China Focus: China’s highest customs starts operation in Xinjiang

URUMQI, May 8 (Xinhua) — Xinjiang’s Karasu Customs, China’s only land port open to Tajikistan, officially opened on Friday after ten years of preparation.

The port, located at an altitude of 4,100 meters in northwestern Xinjiang Uygur Autonomous Region, officially began its trial operation in May 2004. Due to heavy snow in the winter, which blocks roads and mountain passes, it can only operate from April 20 to the end of November.

The oxygen level is less than 60 percent of that of the plains and its terrestrial radiation is as high as 500 millisieverts, five times the safe level.

Since opening, bilateral freight volume through the port rocketed from 833 tonnes in 2004 to 389,600 tonnes in 2014, with trade volume increasing from 1.68 million U.S. dollars to 1.99 billion in the same period.

Karasu Customs has cleared a total of 1.4 million tonnes of goods worth 7.67 billion U.S. dollars over the past decade.

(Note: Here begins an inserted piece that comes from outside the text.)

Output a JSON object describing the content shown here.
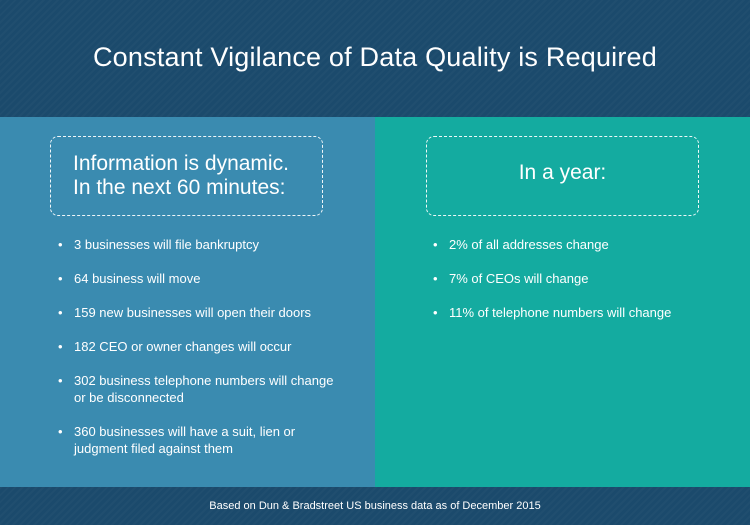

Last year, 78 percent of trade between China and Tajikistan was from Xinjiang, mainly conducted through Karasu Customs and Tajikistan’s Kulma port on the other side of the border.

Customs commissioner Fei Lixin said Karasu Customs was a vital channel for trade, especially for Tajikistan, a landlocked country with a soured relationship with its neighbor Kyrgyzstan.

As one of the five ports in Kashgar linking China with Central Asian countries including Pakistan, Tajikistan, Kyrgyzstan and India, Karasu Customs is an important post along the planned China-Pakistan Economic Corridor (CPEC).

The CPEC, which will connect Kashgar to the southwestern Pakistani port of Gwadar, will shorten China’s oil and gas import routes from Africa and the Middle East by thousands of kilometers, making Gwadar a potentially vital link in China’s supply chain.

China and Pakistan agreed to build the corridor during Chinese Premier Li Keqiang’s visit to Pakistan in May 2013.

A comprehensive bonded zone was opened in Kashgar last month. Several areas have been set up to provide bonded warehousing, logistics and manufacturing. Support services such as customs clearance, air freight and exhibition halls are also available.

Sun Zhijie, customs commissioner of the regional capital of Urumqi, said with the bonded zone and the newly-opened customs post, the border city of Kashgar will be “a key transportation, trade and logistics center” and a “core area” on the Silk Road Economic Belt.

The Silk Road Economic Belt, proposed by President Xi Jinping in 2013, is an overland network focused on boosting international trade and cooperation on infrastructure projects with Central, South and West Asian countries.

In addition to Karasu and the city’s international airport, Kashgar boasts three other national ports, namely Khunjerab that links Xinjiang with Pakistan; and Turgart and Irkeshtam that border Kyrgyzstan.